5237 sayılı Türk Ceza Kanunu'nun yürürlüğe girmesinin üzerinden geçen yaklaşık dokuz yıllık sürede, doktrin ile uygulama arasında kurulan köprüde, akademisyenle uygulayıcı arasında meydana gelen yakınlaşma sevindiricidir. Bu olumlu gelişmeye karşılık, ne yazık ki Türk hukuk tarihinde eşine az rastlanır bir kitap furyası da başlamış, bilimsel ve kollektif çalışmalar yerine, deyim yerindeyse derme çatma eserlerden oluşan bir kitap mezarlığı yaratılmıştır.

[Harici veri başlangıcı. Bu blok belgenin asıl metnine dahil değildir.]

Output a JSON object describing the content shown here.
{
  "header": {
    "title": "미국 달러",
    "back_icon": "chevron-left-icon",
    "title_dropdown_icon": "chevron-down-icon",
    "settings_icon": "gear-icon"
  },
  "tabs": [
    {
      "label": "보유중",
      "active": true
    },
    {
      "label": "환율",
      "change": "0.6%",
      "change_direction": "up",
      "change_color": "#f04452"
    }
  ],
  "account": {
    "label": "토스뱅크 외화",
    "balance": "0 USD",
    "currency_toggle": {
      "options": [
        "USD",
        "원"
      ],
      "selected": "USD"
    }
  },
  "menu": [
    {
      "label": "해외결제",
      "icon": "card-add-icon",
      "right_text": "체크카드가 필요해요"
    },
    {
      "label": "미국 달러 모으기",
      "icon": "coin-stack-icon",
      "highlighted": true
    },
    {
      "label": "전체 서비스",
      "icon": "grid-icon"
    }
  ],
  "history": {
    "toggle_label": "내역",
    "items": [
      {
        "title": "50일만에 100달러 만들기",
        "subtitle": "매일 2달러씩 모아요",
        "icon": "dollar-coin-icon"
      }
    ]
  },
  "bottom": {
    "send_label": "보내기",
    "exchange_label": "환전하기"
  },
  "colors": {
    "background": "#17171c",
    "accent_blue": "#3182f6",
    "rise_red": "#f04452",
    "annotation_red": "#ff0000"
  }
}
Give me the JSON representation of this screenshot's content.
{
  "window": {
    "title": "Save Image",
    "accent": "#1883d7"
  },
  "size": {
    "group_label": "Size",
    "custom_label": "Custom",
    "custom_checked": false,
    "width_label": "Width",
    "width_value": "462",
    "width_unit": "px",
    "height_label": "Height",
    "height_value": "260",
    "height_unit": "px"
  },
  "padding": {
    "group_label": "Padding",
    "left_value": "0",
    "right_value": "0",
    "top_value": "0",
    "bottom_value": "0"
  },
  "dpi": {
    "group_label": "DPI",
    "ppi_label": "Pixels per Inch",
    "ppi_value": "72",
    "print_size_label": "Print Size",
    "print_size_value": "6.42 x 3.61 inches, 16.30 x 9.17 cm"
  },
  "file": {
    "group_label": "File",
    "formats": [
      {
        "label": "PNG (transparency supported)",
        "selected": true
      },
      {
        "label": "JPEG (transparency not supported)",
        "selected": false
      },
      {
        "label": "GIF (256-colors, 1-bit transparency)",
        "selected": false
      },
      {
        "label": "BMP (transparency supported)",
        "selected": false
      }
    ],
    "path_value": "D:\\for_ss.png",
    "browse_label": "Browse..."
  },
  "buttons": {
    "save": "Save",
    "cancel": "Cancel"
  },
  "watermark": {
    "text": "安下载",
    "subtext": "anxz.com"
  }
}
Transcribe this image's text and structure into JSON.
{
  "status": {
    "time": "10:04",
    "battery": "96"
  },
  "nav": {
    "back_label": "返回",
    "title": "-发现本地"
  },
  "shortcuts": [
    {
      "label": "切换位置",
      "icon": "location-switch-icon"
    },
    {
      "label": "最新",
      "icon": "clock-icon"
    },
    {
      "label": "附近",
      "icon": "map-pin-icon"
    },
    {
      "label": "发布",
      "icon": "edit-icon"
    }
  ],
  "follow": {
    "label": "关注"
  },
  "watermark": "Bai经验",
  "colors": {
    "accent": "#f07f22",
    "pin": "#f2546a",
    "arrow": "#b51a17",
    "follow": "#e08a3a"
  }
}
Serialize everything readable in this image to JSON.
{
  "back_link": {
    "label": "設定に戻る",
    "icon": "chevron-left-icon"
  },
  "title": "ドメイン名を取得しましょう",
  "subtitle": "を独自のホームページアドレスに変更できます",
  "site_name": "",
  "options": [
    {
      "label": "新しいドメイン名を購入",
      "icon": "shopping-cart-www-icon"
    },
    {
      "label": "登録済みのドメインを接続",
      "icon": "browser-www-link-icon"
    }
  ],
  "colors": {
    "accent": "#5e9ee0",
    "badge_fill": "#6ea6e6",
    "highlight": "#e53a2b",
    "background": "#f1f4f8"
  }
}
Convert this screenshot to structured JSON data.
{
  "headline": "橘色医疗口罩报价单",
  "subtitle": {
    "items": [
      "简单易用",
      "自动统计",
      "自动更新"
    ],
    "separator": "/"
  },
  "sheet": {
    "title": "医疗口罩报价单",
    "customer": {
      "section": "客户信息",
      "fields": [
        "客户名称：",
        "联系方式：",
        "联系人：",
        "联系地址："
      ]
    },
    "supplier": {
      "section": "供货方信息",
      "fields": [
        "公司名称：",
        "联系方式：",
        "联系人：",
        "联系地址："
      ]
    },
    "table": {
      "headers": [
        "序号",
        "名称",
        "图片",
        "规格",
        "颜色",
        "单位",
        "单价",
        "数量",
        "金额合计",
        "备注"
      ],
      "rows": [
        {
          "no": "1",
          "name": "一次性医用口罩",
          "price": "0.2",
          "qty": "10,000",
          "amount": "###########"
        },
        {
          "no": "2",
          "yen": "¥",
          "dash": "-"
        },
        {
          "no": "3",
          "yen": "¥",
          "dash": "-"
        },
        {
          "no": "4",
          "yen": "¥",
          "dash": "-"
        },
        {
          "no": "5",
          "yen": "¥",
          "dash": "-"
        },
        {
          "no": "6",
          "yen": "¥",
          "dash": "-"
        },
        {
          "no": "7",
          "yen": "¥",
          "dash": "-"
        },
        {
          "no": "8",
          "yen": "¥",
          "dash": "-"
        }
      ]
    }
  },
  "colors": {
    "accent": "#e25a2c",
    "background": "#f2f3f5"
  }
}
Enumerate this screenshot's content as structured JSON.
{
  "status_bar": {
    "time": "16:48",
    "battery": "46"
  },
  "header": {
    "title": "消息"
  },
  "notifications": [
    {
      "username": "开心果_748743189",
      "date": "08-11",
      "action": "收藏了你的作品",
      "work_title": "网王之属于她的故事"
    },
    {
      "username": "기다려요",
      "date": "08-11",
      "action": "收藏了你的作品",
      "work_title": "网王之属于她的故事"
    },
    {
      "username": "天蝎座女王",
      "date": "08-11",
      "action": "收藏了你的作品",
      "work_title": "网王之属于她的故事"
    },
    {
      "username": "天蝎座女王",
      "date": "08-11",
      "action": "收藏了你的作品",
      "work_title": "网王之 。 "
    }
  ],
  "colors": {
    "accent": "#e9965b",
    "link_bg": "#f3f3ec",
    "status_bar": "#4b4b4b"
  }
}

Çıkar kaygısının ön plana çıktığı bilgi kirliliği içerisinde emeğe saygının hiç önemsenmediğinin kanıtlarını işte bu mezarlıkta bulmak mümkündür. Azalmak şöyle dursun, giderek artan ve bu paralelde ahlâk yozlaşması doğuran bahis mevzuu anlayıştan incinmiş bir Türk hukukçusu olarak umudum kırılmıştır.
Kanunun doğru yorumlanmasında önemli misyonu haiz Yargıtay da, geçen onca zamana rağmen, özellikle değişiklikler sonucu kapsama alanı genişletilen ve kanun uygulayıcılarının elinde adeta hikmeti kendinden menkul bir kuruma dönüşen hükmün açıklanmasının geri bırakılması yüzünden, yeni düzenlemelerin beraberinde getirmiş olduğu sorunlara açık vaziyet alamamıştır.
Eser, tüm bu endişeler göz ardı edilmeksizin kaleme alınmıştır. Sınırlı sayıda suç tipleri bir yana bırakılacak olursa, ceza hukukunda dava ve ceza zamanaşımına ilişkin hükümler, hemen her suç için uygulanma kabiliyetine sahiptir. Yoğun uygulama alanı bulan dava ve ceza zamanaşımı konusu incelenirken, şimdiye dek akademisyenlerin ceza hukuku genelinde ve konu özelinde yazmış oldukları eserlerden azami ölçüde yararlanılmıştır. Bunun yanı sıra, Yargıtay'ın eserin baskı tarihine dek vermiş olduğu tüm kararları, deyim yerindeyse bir tanesi dahi atlanmadan teker teker taranmış, en önemlileri çalışmaya alınmıştır.